Tepat jam 6 sore. Jemputan belum datang. Rencana akan pergi dengan Pak Haji ternyata molor. Pak Haji masih berada di jalanan. Untungnya Pak Diam datang mengetuk pintu. Senyum cerah menghias wajahnya, "Mbah sudah ditunggu!". "Baik, sekarang saja kita berangkat", begitu kataku. Kita pun meluncur. Ternyata di rumah Ibu Centil sudah banyak tamu. Ada Ibu Heboh, Ibu Komentar, Bapak Ngantuk, Bapak Gundul, Bapak Cihui, dan lain-lainnya. Begitu aku sampai, Ibu Heboh langsung mulai heboh, "Mbah bagaimana nih?! Orang Indonesia memang suka jam karet!! Mending kita makan saja sekarang!". Ibu Heboh ngomong sambil beranjak dari kursinya. Dia lupa bahwa acara do'a harus didahulukan. Dasar Heboh, baru lapar langsung saja heboh!.

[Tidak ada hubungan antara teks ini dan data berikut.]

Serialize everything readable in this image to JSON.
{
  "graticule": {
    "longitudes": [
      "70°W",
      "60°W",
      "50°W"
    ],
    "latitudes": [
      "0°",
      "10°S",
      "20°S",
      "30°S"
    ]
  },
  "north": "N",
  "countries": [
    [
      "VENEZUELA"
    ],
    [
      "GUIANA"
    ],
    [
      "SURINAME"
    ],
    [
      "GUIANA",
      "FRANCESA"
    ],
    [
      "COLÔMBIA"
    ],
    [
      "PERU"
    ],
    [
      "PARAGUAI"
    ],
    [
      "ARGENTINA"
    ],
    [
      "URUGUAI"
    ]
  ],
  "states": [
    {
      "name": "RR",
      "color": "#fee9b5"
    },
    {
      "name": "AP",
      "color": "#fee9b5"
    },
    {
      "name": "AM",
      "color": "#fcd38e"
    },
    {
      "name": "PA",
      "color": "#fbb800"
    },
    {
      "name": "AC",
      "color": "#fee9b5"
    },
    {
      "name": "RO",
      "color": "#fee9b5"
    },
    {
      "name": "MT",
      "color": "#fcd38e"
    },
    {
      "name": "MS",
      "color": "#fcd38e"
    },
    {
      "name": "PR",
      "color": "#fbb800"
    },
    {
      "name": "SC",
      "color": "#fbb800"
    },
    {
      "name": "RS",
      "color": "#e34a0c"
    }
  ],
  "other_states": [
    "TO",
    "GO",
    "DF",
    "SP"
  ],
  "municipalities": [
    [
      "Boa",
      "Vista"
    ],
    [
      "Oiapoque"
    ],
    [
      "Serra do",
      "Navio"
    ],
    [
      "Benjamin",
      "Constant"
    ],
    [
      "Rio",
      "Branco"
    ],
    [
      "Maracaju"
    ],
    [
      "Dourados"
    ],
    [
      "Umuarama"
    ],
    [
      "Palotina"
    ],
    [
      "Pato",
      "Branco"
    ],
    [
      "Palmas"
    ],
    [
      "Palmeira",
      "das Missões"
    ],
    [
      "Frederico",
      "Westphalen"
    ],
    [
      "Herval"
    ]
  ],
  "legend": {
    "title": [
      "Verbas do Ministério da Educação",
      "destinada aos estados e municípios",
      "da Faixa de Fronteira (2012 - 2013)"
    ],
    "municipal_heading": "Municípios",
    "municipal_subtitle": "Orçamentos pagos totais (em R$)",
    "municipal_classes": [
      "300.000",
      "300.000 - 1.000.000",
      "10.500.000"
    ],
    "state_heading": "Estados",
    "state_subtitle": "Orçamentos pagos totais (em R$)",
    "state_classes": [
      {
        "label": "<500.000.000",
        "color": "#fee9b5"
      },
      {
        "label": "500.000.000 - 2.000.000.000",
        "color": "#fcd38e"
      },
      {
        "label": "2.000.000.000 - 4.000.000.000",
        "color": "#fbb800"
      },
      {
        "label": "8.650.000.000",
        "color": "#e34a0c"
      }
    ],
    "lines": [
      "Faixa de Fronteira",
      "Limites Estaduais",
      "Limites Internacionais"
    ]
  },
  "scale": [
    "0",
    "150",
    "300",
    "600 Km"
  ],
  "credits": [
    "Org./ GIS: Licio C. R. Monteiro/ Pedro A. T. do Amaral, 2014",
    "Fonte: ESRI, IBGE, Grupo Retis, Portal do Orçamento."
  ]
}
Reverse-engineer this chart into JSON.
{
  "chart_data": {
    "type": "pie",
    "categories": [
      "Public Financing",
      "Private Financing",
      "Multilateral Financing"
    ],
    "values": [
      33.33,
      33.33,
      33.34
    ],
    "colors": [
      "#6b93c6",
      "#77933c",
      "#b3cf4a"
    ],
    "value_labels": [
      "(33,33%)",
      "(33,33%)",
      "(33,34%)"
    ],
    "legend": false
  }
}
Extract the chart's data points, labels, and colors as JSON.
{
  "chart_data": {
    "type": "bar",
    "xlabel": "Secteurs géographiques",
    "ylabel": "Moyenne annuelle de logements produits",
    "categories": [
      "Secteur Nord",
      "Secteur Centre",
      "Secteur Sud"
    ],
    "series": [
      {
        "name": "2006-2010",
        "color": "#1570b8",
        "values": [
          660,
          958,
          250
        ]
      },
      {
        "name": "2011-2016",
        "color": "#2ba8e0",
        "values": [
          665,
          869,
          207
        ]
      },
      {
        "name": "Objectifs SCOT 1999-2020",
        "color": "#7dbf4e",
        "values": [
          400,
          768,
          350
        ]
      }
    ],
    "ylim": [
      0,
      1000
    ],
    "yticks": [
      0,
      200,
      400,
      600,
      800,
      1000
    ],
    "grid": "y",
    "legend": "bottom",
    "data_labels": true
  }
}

Jam 7.30 sore acara dimulai. Kita mulai berdo'a. Aku memimpin do'a agar semua yang hadir dijadikan oleh Allah sebagai hamba yang bersyukur. Giliran Si Abi meniup lilin. Riang sekali dia ketika meniup deretan lilin kecil yang memagari tepi kue tart cokelat. Aku bergumam dalam hati, "Semoga Allah memberi kesehatan dan menjadikannya anak yang sholeh". Setelah pemotongan kue tart, acara dilanjut dengan shalat Maghrib berjama'ah. Aku minta Ustadz Arswendo untuk menjadi imam. Aku tidak ingin memonopoli acara. Sehabis shalat, barulah acara makan-makan dimulai. Entah apa yang terjadi, Ibu Centil dan Ibu Heboh terlihat kasak-kusuk. Seolah hidung mereka mengendus sesuatu yang tidak beres. Tatapan mereka menatap Bapak Kecil yang berdiri di pojok dan menyepi dengan dunianya. Agaknya dia tidak ingin bercampur dengan kelompok iseng tawa ini. Aku tak ambil pusing dengan hal itu. Biarlah orang lain punya dunianya, sebagaimana aku pun punya duniaku. Buat apa menyemai curiga jika kedamaian bisa kita tanam subur dalam semak hati kita?